Problem 1: Choppy Audio and High Latency
The audio might sound robotic or delayed. This is because of the buffer size and the processing time. Sending tiny chunks frequently can cause overhead, while sending large chunks causes delay.
Solution: The key is to find a balance.
Tune the Chunk Size: The 0.1 second chunk size in the sender (recordblocking(recObj, 0.1)) is a good starting point. Experiment with values between 0.05 and 0.2. Smaller values reduce latency but increase network traffic.
Use a Buffered Player: Instead of creating a new audioplayer for every chunk, we create one at the start and feed it new data. Our receiver code already does this, which is more efficient.
Problem 2: No Real "Push-to-Talk"
Our sender script starts transmitting and doesn't stop. A real walkie-talkie only transmits when a button is held down.
Solution: Simulating this in a script requires a more advanced technique, ideally using a MATLAB App Designer GUI. However, we can create a simple command-window version using a figure's KeyPressFcn.
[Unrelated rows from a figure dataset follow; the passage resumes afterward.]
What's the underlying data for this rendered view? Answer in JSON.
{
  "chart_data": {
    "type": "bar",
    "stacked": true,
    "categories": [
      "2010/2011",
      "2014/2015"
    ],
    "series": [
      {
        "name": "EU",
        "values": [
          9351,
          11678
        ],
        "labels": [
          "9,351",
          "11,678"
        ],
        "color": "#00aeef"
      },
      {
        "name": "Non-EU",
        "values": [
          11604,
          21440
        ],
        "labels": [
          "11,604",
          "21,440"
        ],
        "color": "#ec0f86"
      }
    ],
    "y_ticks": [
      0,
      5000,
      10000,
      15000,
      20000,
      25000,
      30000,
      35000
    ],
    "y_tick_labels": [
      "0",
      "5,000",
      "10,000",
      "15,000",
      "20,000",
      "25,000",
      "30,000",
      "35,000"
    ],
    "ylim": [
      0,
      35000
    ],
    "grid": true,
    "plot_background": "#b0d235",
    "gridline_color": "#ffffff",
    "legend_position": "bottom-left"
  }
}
Here is an improved concept for the Sender that simulates radio push-to-talk, e.g. https://www.retevis.com/blog/ptt-push-to-talk-walkie-talkies-guide
% --- Advanced_Sender.m ---
function PushToTalkSender()
% -- Configuration --
remoteIP = '192.168.1.101'; % <--- CHANGE THIS
remotePort = 3000;
localPort = 3001;
Fs = 8000;
% -- Setup --
udpSender = udpport("LocalPort", localPort);
recObj = audiorecorder(Fs, 16, 1);
% -- GUI for key press detection --
fig = uifigure('Name', 'Push-to-Talk (Hold ''t'')', 'Position', [100 100 300 100]);
fig.KeyPressFcn = @KeyPress;
fig.KeyReleaseFcn = @KeyRelease;
isTransmitting = false; % Flag to control transmission
disp('Focus on the figure window. Hold the ''t'' key to transmit.');
% --- Main Loop ---
while ishandle(fig)
if isTransmitting
% Non-blocking record and send would be ideal,
% but for simplicity we use short blocking chunks.
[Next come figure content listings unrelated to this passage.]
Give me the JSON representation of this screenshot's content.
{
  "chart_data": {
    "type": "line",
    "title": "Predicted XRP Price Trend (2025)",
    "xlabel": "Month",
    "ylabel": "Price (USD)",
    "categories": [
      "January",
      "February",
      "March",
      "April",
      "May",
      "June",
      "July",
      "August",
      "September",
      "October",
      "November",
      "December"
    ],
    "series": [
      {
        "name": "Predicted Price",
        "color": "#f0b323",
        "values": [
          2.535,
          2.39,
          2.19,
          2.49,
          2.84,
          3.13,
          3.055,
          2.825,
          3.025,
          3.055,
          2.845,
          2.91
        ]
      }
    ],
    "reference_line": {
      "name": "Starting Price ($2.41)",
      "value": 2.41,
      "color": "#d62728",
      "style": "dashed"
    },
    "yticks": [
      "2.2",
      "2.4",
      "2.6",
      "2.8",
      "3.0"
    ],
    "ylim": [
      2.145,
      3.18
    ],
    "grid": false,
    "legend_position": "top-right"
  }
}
recordblocking(recObj, 0.1);
audioChunk = getaudiodata(recObj);
write(udpSender, audioChunk, "double", remoteIP, remotePort);
disp('Transmitting...');
else
pause(0.1); % Don't burn CPU when idle
end
drawnow; % Update figure window
end
% --- Callback Functions ---
function KeyPress(~, event)
if strcmp(event.Key, 't')
isTransmitting = true;
end
end
function KeyRelease(~, event)
if strcmp(event.Key, 't')
isTransmitting = false;
disp('Transmission stopped.');
end
end
end
Conclusion and Next Steps
You've now built the foundation of a real-time voice communication tool in MATLAB! You've learned how to capture audio, send it over a network using UDP, and handle some of the fundamental challenges of real-time streaming.
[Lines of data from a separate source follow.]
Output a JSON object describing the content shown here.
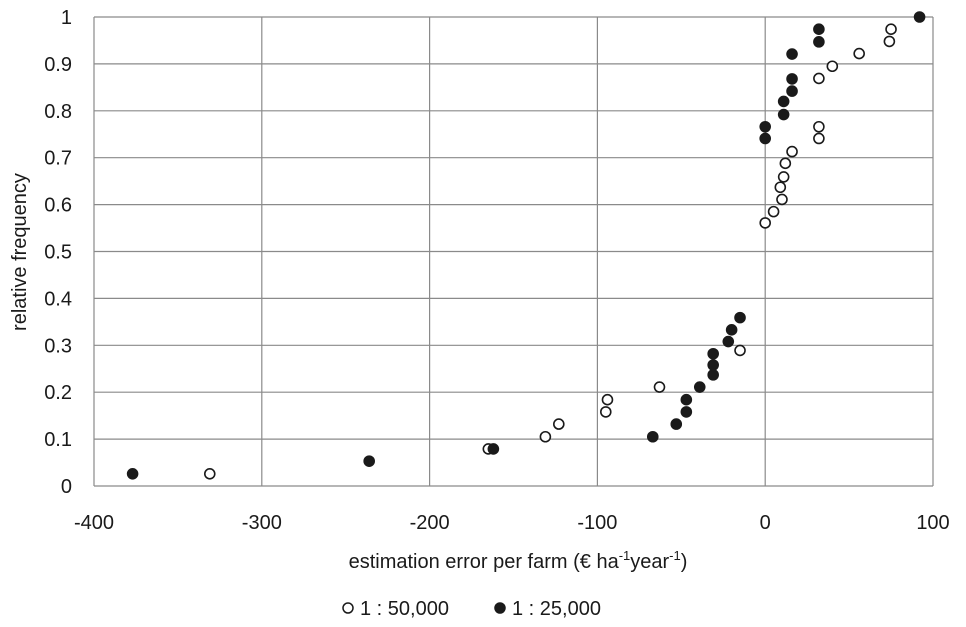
{
  "chart_data": {
    "type": "scatter",
    "title": "",
    "xlabel": "estimation error per farm (€ ha",
    "xlabel_parts": [
      "estimation error per farm (€ ha",
      "-1",
      "year",
      "-1",
      ")"
    ],
    "ylabel": "relative frequency",
    "xlim": [
      -400,
      100
    ],
    "ylim": [
      0,
      1
    ],
    "xticks": [
      -400,
      -300,
      -200,
      -100,
      0,
      100
    ],
    "yticks": [
      0,
      0.1,
      0.2,
      0.3,
      0.4,
      0.5,
      0.6,
      0.7,
      0.8,
      0.9,
      1
    ],
    "grid": true,
    "legend_position": "bottom",
    "series": [
      {
        "name": "1 : 50,000",
        "marker": "open-circle",
        "color": "#1a1a1a",
        "points": [
          [
            -331,
            0.026
          ],
          [
            -165,
            0.079
          ],
          [
            -131,
            0.105
          ],
          [
            -123,
            0.132
          ],
          [
            -95,
            0.158
          ],
          [
            -94,
            0.184
          ],
          [
            -63,
            0.211
          ],
          [
            -15,
            0.289
          ],
          [
            0,
            0.561
          ],
          [
            5,
            0.585
          ],
          [
            10,
            0.611
          ],
          [
            9,
            0.637
          ],
          [
            11,
            0.659
          ],
          [
            12,
            0.688
          ],
          [
            16,
            0.713
          ],
          [
            32,
            0.741
          ],
          [
            32,
            0.766
          ],
          [
            32,
            0.869
          ],
          [
            40,
            0.895
          ],
          [
            56,
            0.922
          ],
          [
            74,
            0.948
          ],
          [
            75,
            0.974
          ]
        ]
      },
      {
        "name": "1 : 25,000",
        "marker": "filled-circle",
        "color": "#1a1a1a",
        "points": [
          [
            -377,
            0.026
          ],
          [
            -236,
            0.053
          ],
          [
            -162,
            0.079
          ],
          [
            -67,
            0.105
          ],
          [
            -53,
            0.132
          ],
          [
            -47,
            0.158
          ],
          [
            -47,
            0.184
          ],
          [
            -39,
            0.211
          ],
          [
            -31,
            0.237
          ],
          [
            -31,
            0.258
          ],
          [
            -31,
            0.282
          ],
          [
            -22,
            0.308
          ],
          [
            -20,
            0.333
          ],
          [
            -15,
            0.359
          ],
          [
            0,
            0.741
          ],
          [
            0,
            0.766
          ],
          [
            11,
            0.792
          ],
          [
            11,
            0.82
          ],
          [
            16,
            0.842
          ],
          [
            16,
            0.868
          ],
          [
            16,
            0.921
          ],
          [
            32,
            0.947
          ],
          [
            32,
            0.974
          ],
          [
            92,
            1.0
          ]
        ]
      }
    ]
  }
}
This project is the perfect starting point for more advanced explorations:
Build a Full GUI: Use App Designer to create a user-friendly interface with a proper push-to-talk radio button.
Implement Noise Reduction: Apply a filter (e.g., a simple low-pass or a more advanced spectral subtraction algorithm) to the audioChunk before sending it.
Add Channels: Modify the code to use different UDP ports, allowing users to select a "channel" to talk on.